Oya Festival and Field Day Showcase - XOYO, Shoreditch - Gigs - Reviews - Soundblab

Oya Festival and Field Day Showcase - XOYO, Shoreditch

by Louise Harlow Rating: Release Date:

So those nice Nordic people at Øya Festival have hooked up a musical high-five with London's own Field Day to create a night of Scandi-Britannical musical whatnots at Shoreditch's XOYO.

Oslo-reared openers Team Me appear on the face of it to be endowed with the free-wheeling propulsion of Funeral-era Arcade Fire - set highlight 'Weather Vanes and Chemicals' rattles along with an almost incidentally affecting ramshackle hook, the chorus of which proves there really is nothing like a few well-placed electronic twiddles and ebullient 'woops' to make you feel really rather magnificent and gloom-impervious (??). While elsewhere, there are shivery moments of Sufjan Stevens-esque delicacy on tracks like 'Fool' and 'Winter Olympics'. So far, so dandy. This raggedly easy way with a pop sensibility marks TM as an endearingly giddy collective; soaked up in the heat of the moment and viewed through the rosy tint of merlot goggles, they certainly did engage 'giddy/fawning' mode in my grey matter. And yet, by morning, taken for a second spin in the cold light of day with only a shitty frieze dry java for company, I found my gid to be almost entirely immune to its charms......
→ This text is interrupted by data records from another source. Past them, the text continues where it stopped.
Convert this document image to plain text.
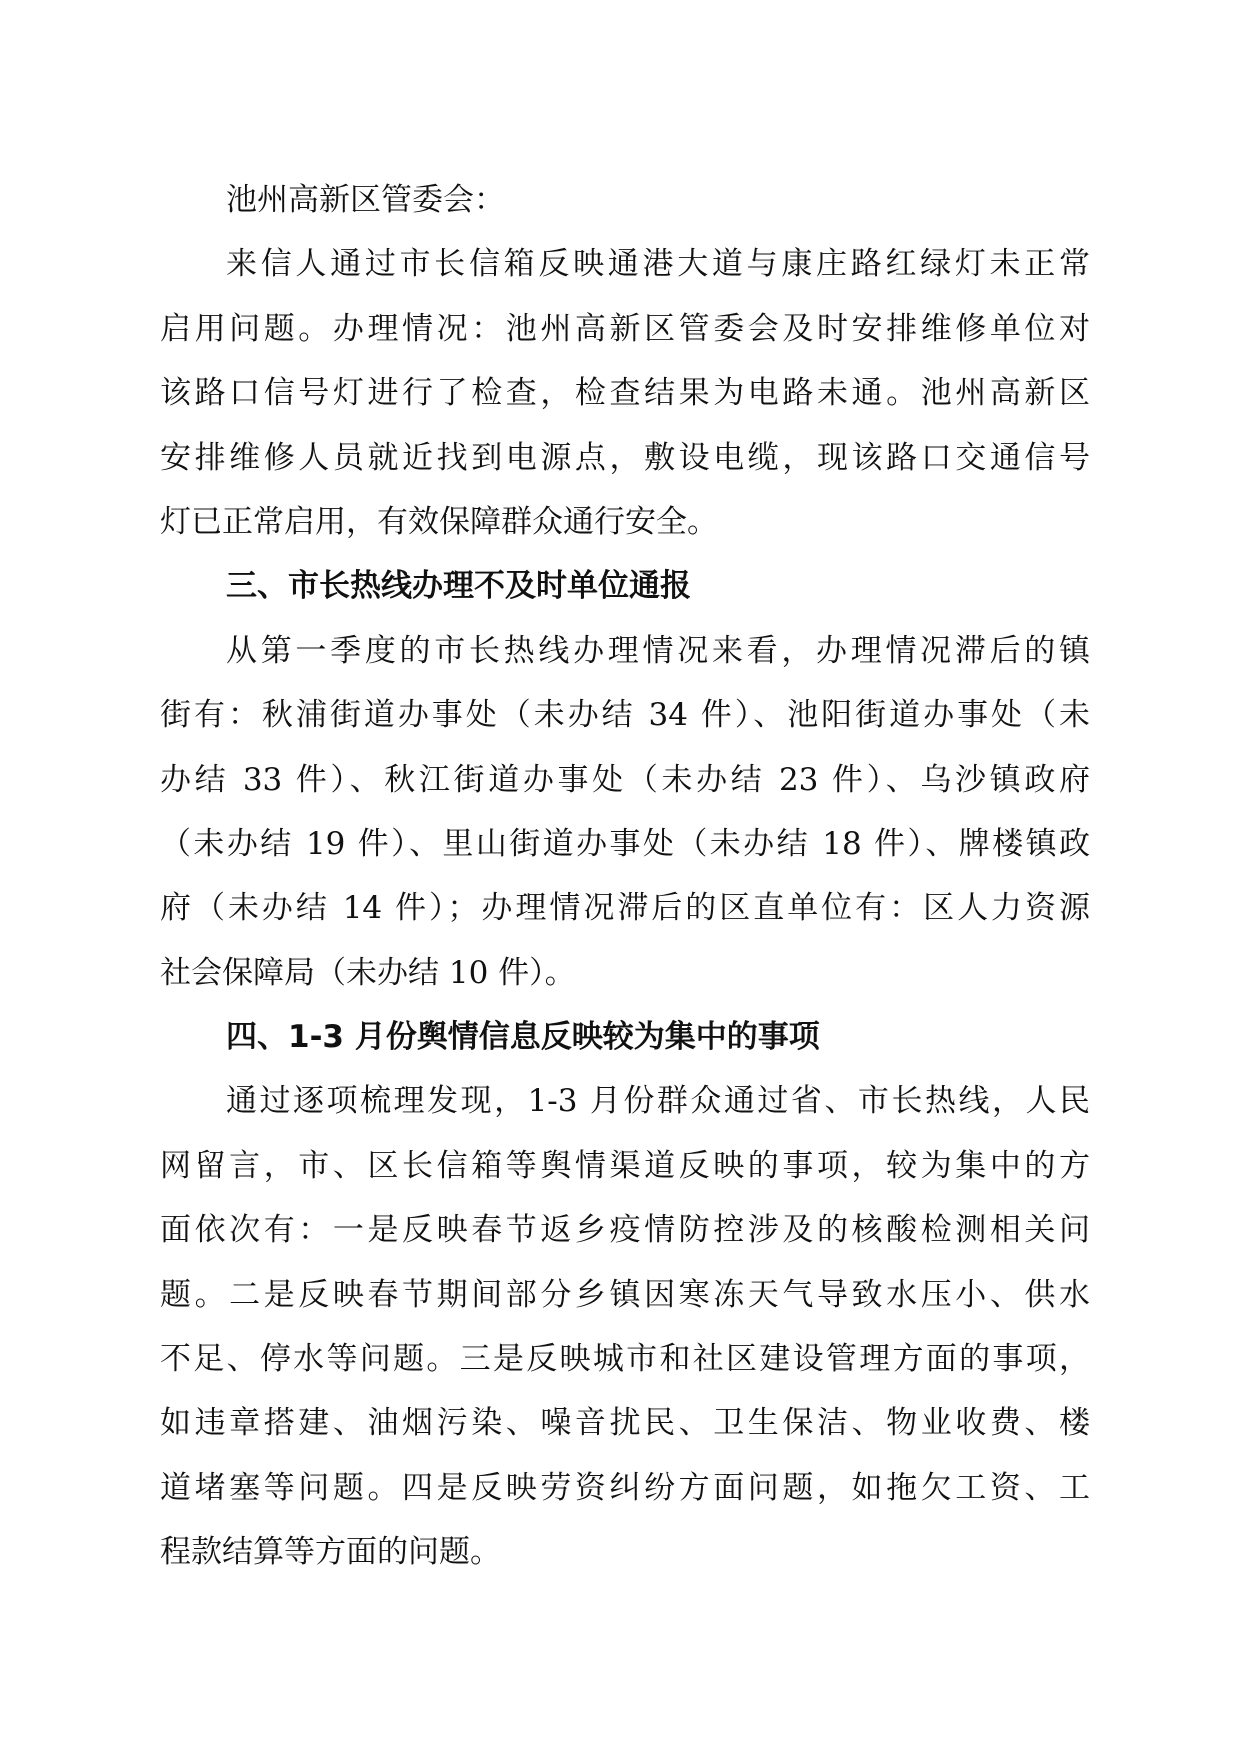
池州高新区管委会：
来信人通过市长信箱反映通港大道与康庄路红绿灯未正常
启用问题。办理情况：池州高新区管委会及时安排维修单位对
该路口信号灯进行了检查，检查结果为电路未通。池州高新区
安排维修人员就近找到电源点，敷设电缆，现该路口交通信号
灯已正常启用，有效保障群众通行安全。
三、市长热线办理不及时单位通报
从第一季度的市长热线办理情况来看，办理情况滞后的镇
街有：秋浦街道办事处（未办结 34 件）、池阳街道办事处（未
办结 33 件）、秋江街道办事处（未办结 23 件）、乌沙镇政府
（未办结 19 件）、里山街道办事处（未办结 18 件）、牌楼镇政
府（未办结 14 件）；办理情况滞后的区直单位有：区人力资源
社会保障局（未办结 10 件）。
四、1-3 月份舆情信息反映较为集中的事项
通过逐项梳理发现，1-3 月份群众通过省、市长热线，人民
网留言，市、区长信箱等舆情渠道反映的事项，较为集中的方
面依次有：一是反映春节返乡疫情防控涉及的核酸检测相关问
题。二是反映春节期间部分乡镇因寒冻天气导致水压小、供水
不足、停水等问题。三是反映城市和社区建设管理方面的事项，
如违章搭建、油烟污染、噪音扰民、卫生保洁、物业收费、楼
道堵塞等问题。四是反映劳资纠纷方面问题，如拖欠工资、工
程款结算等方面的问题。
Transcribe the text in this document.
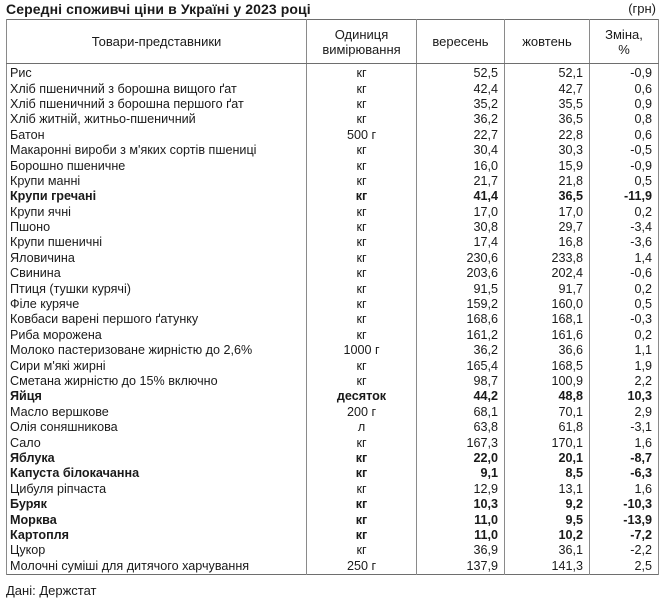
Середні споживчі ціни в Україні у 2023 році	(грн)
Товари-представники	Одиниця вимірювання	вересень	жовтень	Зміна, %
Рис	кг	52,5	52,1	-0,9
Хліб пшеничний з борошна вищого ґат	кг	42,4	42,7	0,6
Хліб пшеничний з борошна першого ґат	кг	35,2	35,5	0,9
Хліб житній, житньо-пшеничний	кг	36,2	36,5	0,8
Батон	500 г	22,7	22,8	0,6
Макаронні вироби з м'яких сортів пшениці	кг	30,4	30,3	-0,5
Борошно пшеничне	кг	16,0	15,9	-0,9
Крупи манні	кг	21,7	21,8	0,5
Крупи гречані	кг	41,4	36,5	-11,9
Крупи ячні	кг	17,0	17,0	0,2
Пшоно	кг	30,8	29,7	-3,4
Крупи пшеничні	кг	17,4	16,8	-3,6
Яловичина	кг	230,6	233,8	1,4
Свинина	кг	203,6	202,4	-0,6
Птиця (тушки курячі)	кг	91,5	91,7	0,2
Філе куряче	кг	159,2	160,0	0,5
Ковбаси варені першого ґатунку	кг	168,6	168,1	-0,3
Риба морожена	кг	161,2	161,6	0,2
Молоко пастеризоване жирністю до 2,6%	1000 г	36,2	36,6	1,1
Сири м'які жирні	кг	165,4	168,5	1,9
Сметана жирністю до 15% включно	кг	98,7	100,9	2,2
Яйця	десяток	44,2	48,8	10,3
Масло вершкове	200 г	68,1	70,1	2,9
Олія соняшникова	л	63,8	61,8	-3,1
Сало	кг	167,3	170,1	1,6
Яблука	кг	22,0	20,1	-8,7
Капуста білокачанна	кг	9,1	8,5	-6,3
Цибуля ріпчаста	кг	12,9	13,1	1,6
Буряк	кг	10,3	9,2	-10,3
Морква	кг	11,0	9,5	-13,9
Картопля	кг	11,0	10,2	-7,2
Цукор	кг	36,9	36,1	-2,2
Молочні суміші для дитячого харчування	250 г	137,9	141,3	2,5
Дані: Держстат
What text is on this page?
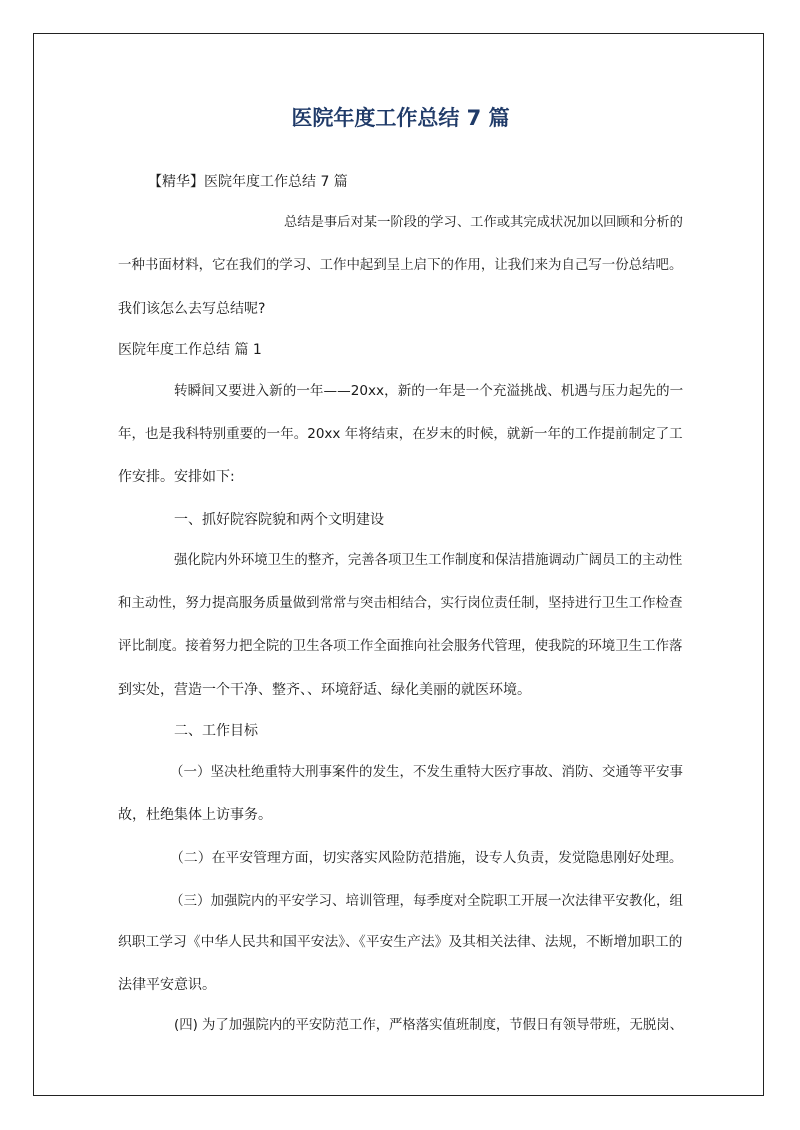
医院年度工作总结 7 篇
【精华】医院年度工作总结 7 篇
总结是事后对某一阶段的学习、工作或其完成状况加以回顾和分析的
一种书面材料，它在我们的学习、工作中起到呈上启下的作用，让我们来为自己写一份总结吧。
我们该怎么去写总结呢?
医院年度工作总结 篇 1
转瞬间又要进入新的一年——20xx，新的一年是一个充溢挑战、机遇与压力起先的一
年，也是我科特别重要的一年。20xx 年将结束，在岁末的时候，就新一年的工作提前制定了工
作安排。安排如下:
一、抓好院容院貌和两个文明建设
强化院内外环境卫生的整齐，完善各项卫生工作制度和保洁措施调动广阔员工的主动性
和主动性，努力提高服务质量做到常常与突击相结合，实行岗位责任制，坚持进行卫生工作检查
评比制度。接着努力把全院的卫生各项工作全面推向社会服务代管理，使我院的环境卫生工作落
到实处，营造一个干净、整齐、、环境舒适、绿化美丽的就医环境。
二、工作目标
（一）坚决杜绝重特大刑事案件的发生，不发生重特大医疗事故、消防、交通等平安事
故，杜绝集体上访事务。
（二）在平安管理方面，切实落实风险防范措施，设专人负责，发觉隐患刚好处理。
（三）加强院内的平安学习、培训管理，每季度对全院职工开展一次法律平安教化，组
织职工学习《中华人民共和国平安法》、《平安生产法》及其相关法律、法规，不断增加职工的
法律平安意识。
(四) 为了加强院内的平安防范工作，严格落实值班制度，节假日有领导带班，无脱岗、
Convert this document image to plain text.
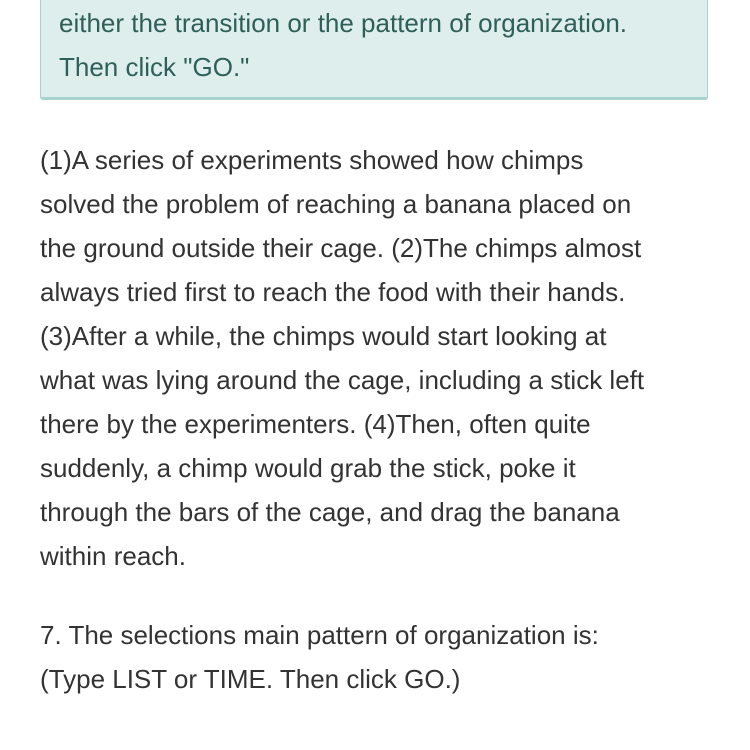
either the transition or the pattern of organization.
Then click "GO."
(1)A series of experiments showed how chimps
solved the problem of reaching a banana placed on
the ground outside their cage. (2)The chimps almost
always tried first to reach the food with their hands.
(3)After a while, the chimps would start looking at
what was lying around the cage, including a stick left
there by the experimenters. (4)Then, often quite
suddenly, a chimp would grab the stick, poke it
through the bars of the cage, and drag the banana
within reach.
7. The selections main pattern of organization is:
(Type LIST or TIME. Then click GO.)
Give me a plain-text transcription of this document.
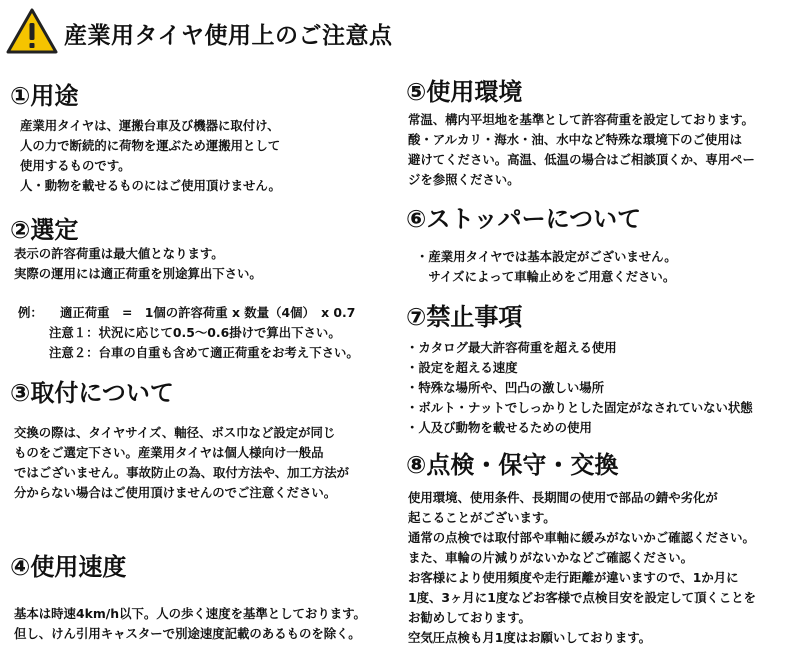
産業用タイヤ使用上のご注意点
①用途
産業用タイヤは、運搬台車及び機器に取付け、
人の力で断続的に荷物を運ぶため運搬用として
使用するものです。
人・動物を載せるものにはご使用頂けません。
②選定
表示の許容荷重は最大値となります。
実際の運用には適正荷重を別途算出下さい。
例：	適正荷重　=　1個の許容荷重 x 数量（4個）　x 0.7
注意１：状況に応じて0.5～0.6掛けで算出下さい。
注意２：台車の自重も含めて適正荷重をお考え下さい。
③取付について
交換の際は、タイヤサイズ、軸径、ボス巾など設定が同じ
ものをご選定下さい。産業用タイヤは個人様向け一般品
ではございません。事故防止の為、取付方法や、加工方法が
分からない場合はご使用頂けませんのでご注意ください。
④使用速度
基本は時速4km/h以下。人の歩く速度を基準としております。
但し、けん引用キャスターで別途速度記載のあるものを除く。
⑤使用環境
常温、構内平坦地を基準として許容荷重を設定しております。
酸・アルカリ・海水・油、水中など特殊な環境下のご使用は
避けてください。高温、低温の場合はご相談頂くか、専用ペー
ジを参照ください。
⑥ストッパーについて
・産業用タイヤでは基本設定がございません。
　サイズによって車輪止めをご用意ください。
⑦禁止事項
・カタログ最大許容荷重を超える使用
・設定を超える速度
・特殊な場所や、凹凸の激しい場所
・ボルト・ナットでしっかりとした固定がなされていない状態
・人及び動物を載せるための使用
⑧点検・保守・交換
使用環境、使用条件、長期間の使用で部品の錆や劣化が
起こることがございます。
通常の点検では取付部や車軸に緩みがないかご確認ください。
また、車輪の片減りがないかなどご確認ください。
お客様により使用頻度や走行距離が違いますので、1か月に
1度、3ヶ月に1度などお客様で点検目安を設定して頂くことを
お勧めしております。
空気圧点検も月1度はお願いしております。
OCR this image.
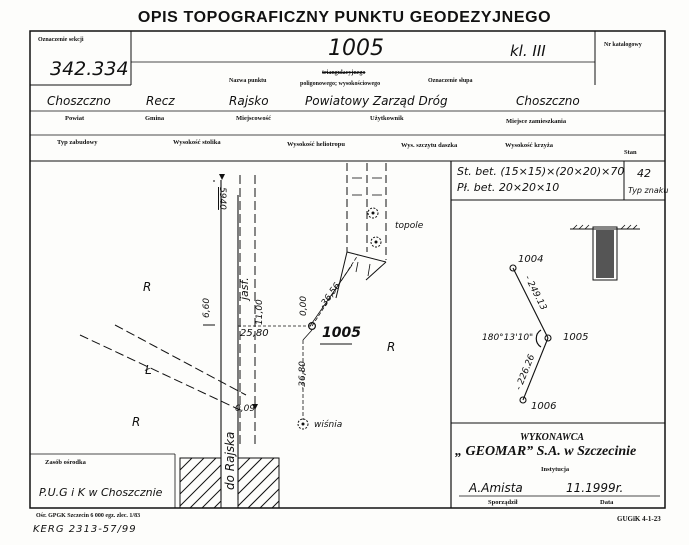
OPIS TOPOGRAFICZNY PUNKTU GEODEZYJNEGO
Oznaczenie sekcji
342.334
1005	kl. III	Nr katalogowy
Nazwa punktu
triangulacyjnego
poligonowego; wysokościowego	Oznaczenie słupa
Choszczno
Powiat
Recz
Gmina
Rajsko
Miejscowość
Powiatowy Zarząd Dróg
Użytkownik
Choszczno
Miejsce zamieszkania
Typ zabudowy	Wysokość stolika	Wysokość heliotropu	Wys. szczytu daszka	Wysokość krzyża
Stan
5940
jasf.
6,60	11,00
25,80
0,00 -36,56
1005
-36,80
wiśnia
topole
R
R
R
Ł
0,09
do Rajska
Zasób ośrodka
P.U.G i K w Choszcznie
St. bet. (15×15)×(20×20)×70
Pł. bet. 20×20×10
42
Typ znaku
1004
1005
1006
- 249.13
- 226.26
180°13'10"
WYKONAWCA
„ GEOMAR” S.A. w Szczecinie
Instytucja
A.Amista	11.1999r.
Sporządził	Data
Ośr. GPGK Szczecin 6 000 egz. zlec. 1/83
KERG 2313-57/99
GUGiK 4-1-23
Ooh hello, it's Fever Ray! No, wait a minute, it's Lykke Li... Errr... No matter that Lucy Swann is a chip off the old Scandi-quirk-nymph block, she turns out a neat little oeuvre of bell-tinkling, chime-worrying 'if you go down to the woods...' synth haze. It's all hip-engagingly natty stuff, particularly on 'The Little Death' as Swann's jittery vocals lurk amongst a Munsters-redolent synthesised burble... All of which really rather makes me want to strap on a giant crow beak a la The Knife and mince around thickets looking for my marbles and electronic immortality...

Heading towards the closing set by the conspicuously English three-piece Fiction, I found myself clearly in the two per cent non-nordic quota of XOYO, as the room emptied faster than tourists out of Tripoli, and those remaining became distinctly less good looking... Which is a small shame, as they channelled the spirit of OK Go so disturbingly well on 'Big Things' that by the end of the night I'd erroneously (and yet, entirely) convinced myself that it was an OK Go track. (which, although a poor reflection of my retention of the 30 track, deluxe issue of Of the Blue Colour of The Sky, is a good transference skill on their part...). Elsewhere, a visually pleasing set-up involving stand-up skin beating and an ever-revolving rota for vocal/guitar duties jazzed-up the elastic pop perk of highlight track 'Phyllis'.